A la rentrée, le clip de Raphaël pour Bar de l'hôtel, très esthétisé et très "Orange-Mécanisé", accompagnant son retour remarqué avec l'album Pacific 231 et signé - excusez du peu - Olivier Dahan, subissait une censure par la chaîne M6, qui le jugeait trop violent. Et ce n'était pas une première. Quelques semaines plus tard, on retrouvait Raphaël l'effronté, l'hérétique, l'affranchi, dans une vidéo sauvage de Benchetrit : le chanteur chevauchait la statue équestre de Jeanne d'Arc, place des Pyramides, en dénonçant, entre autres, les dérives fascisantes dans sa chanson Le Patriote.
Dans la catégorie chanson française nouvelle génération, c'est au tour de Sorel de se heurter aux censeurs. Après avoir fait ses armes en publiant en 2008 l'album Fuyons maintenant, l'artiste de 33 ans nourri au Noir Désir dans ses jeunes années revenait en 2010 avec ses textes inspirés, ses mélodies racées et ses arrangements intéressants pour l'album baptisé S (M6 Interactions).
Un album enregistré dans le studio de Francis Cabrel que Sorel a souhaité défendre avec un clip illustrant le single Je me souviens, joli morceau hanté par des choeurs fantomatiques qui escortent sa voix de "doux écorché vif". Problème : le clip de Je me souviens a mysérieusement été censuré par les chaînes télé.
Le premier surpris en fut l'intéressé, qui a contacté Purepeople il y a quelques heures pour témoigner spontanément :
"J'ai appris il y a quelques jours l'interdiction de mon clip "Je me souviens" sur les antennes de télévision, pour "incitation au crime". Les bras m'en sont tombés... Comment peut-on décemment censurer ce videoclip sous prétexte qu'il inciterait au meurtre ?
Je n'en suis pas revenu.
Ce qui me dérange ce n'est pas tant la censure. Elle est nécessaire pour protéger, cadrer... Non, ce qui me dérange, c'est de l'utiliser sournoisement pour laisser place aujourd'hui au politiquement correct. On ne peut plus rien dire, plus rien offrir, plus rien proposer d'un peu différent, d'un peu outrancier."
Nous devons confesser, chez Purepeople, que nous avions découvert la version "édulcorée" en premier, et avions été alors bien en peine de deviner quelle(s) séquence(s) choquante(e) avait bien pu être gommée(s)... Le fait est, après visionnage du clip non censuré que nous vous proposons ci-dessus, que la censure relève ici de la pinaillerie, propre effectivement à condamner toute forme de suggestivité et de création artistique.

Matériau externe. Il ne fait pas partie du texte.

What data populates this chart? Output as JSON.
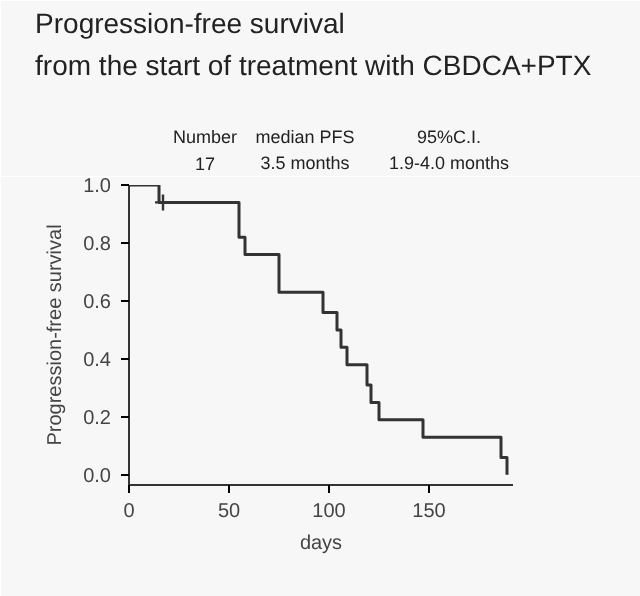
{
  "chart_data": {
    "type": "step",
    "title": "Progression-free survival\nfrom the start of treatment   with CBDCA+PTX",
    "xlabel": "days",
    "ylabel": "Progression-free survival",
    "annotations": [
      "Number",
      "median PFS",
      "95%C.I.",
      "17",
      "3.5 months",
      "1.9-4.0 months"
    ],
    "series": [
      {
        "color": "#333333",
        "x": [
          0,
          15,
          55,
          58,
          75,
          97,
          104,
          106,
          109,
          119,
          121,
          125,
          147,
          186,
          189
        ],
        "values": [
          1.0,
          0.94,
          0.82,
          0.76,
          0.63,
          0.56,
          0.5,
          0.44,
          0.38,
          0.31,
          0.25,
          0.19,
          0.13,
          0.06,
          0.0
        ]
      },
      {
        "type": "scatter",
        "marker": "cross",
        "color": "#333333",
        "x": [
          17
        ],
        "values": [
          0.94
        ]
      }
    ],
    "xlim": [
      0,
      192
    ],
    "ylim": [
      -0.035,
      1.0
    ],
    "xticks": [
      0,
      50,
      100,
      150
    ],
    "yticks": [
      {
        "value": 0,
        "label": "0.0"
      },
      {
        "value": 0.2,
        "label": "0.2"
      },
      {
        "value": 0.4,
        "label": "0.4"
      },
      {
        "value": 0.6,
        "label": "0.6"
      },
      {
        "value": 0.8,
        "label": "0.8"
      },
      {
        "value": 1,
        "label": "1.0"
      }
    ],
    "grid": false
  }
}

S'il le faut, nous pouvons indiquer une kyrielle de clips actuellement en rotation qui, sous cet angle, pourraient mériter le même traitement.
Incitation au crime ?! A vous de juger.
Beaucoup en ont déjà pris leur parti en se regroupant pour soutenir Sorel, qui sera en concert mardi 9 novembre au Sunset, à Paris.
G.J.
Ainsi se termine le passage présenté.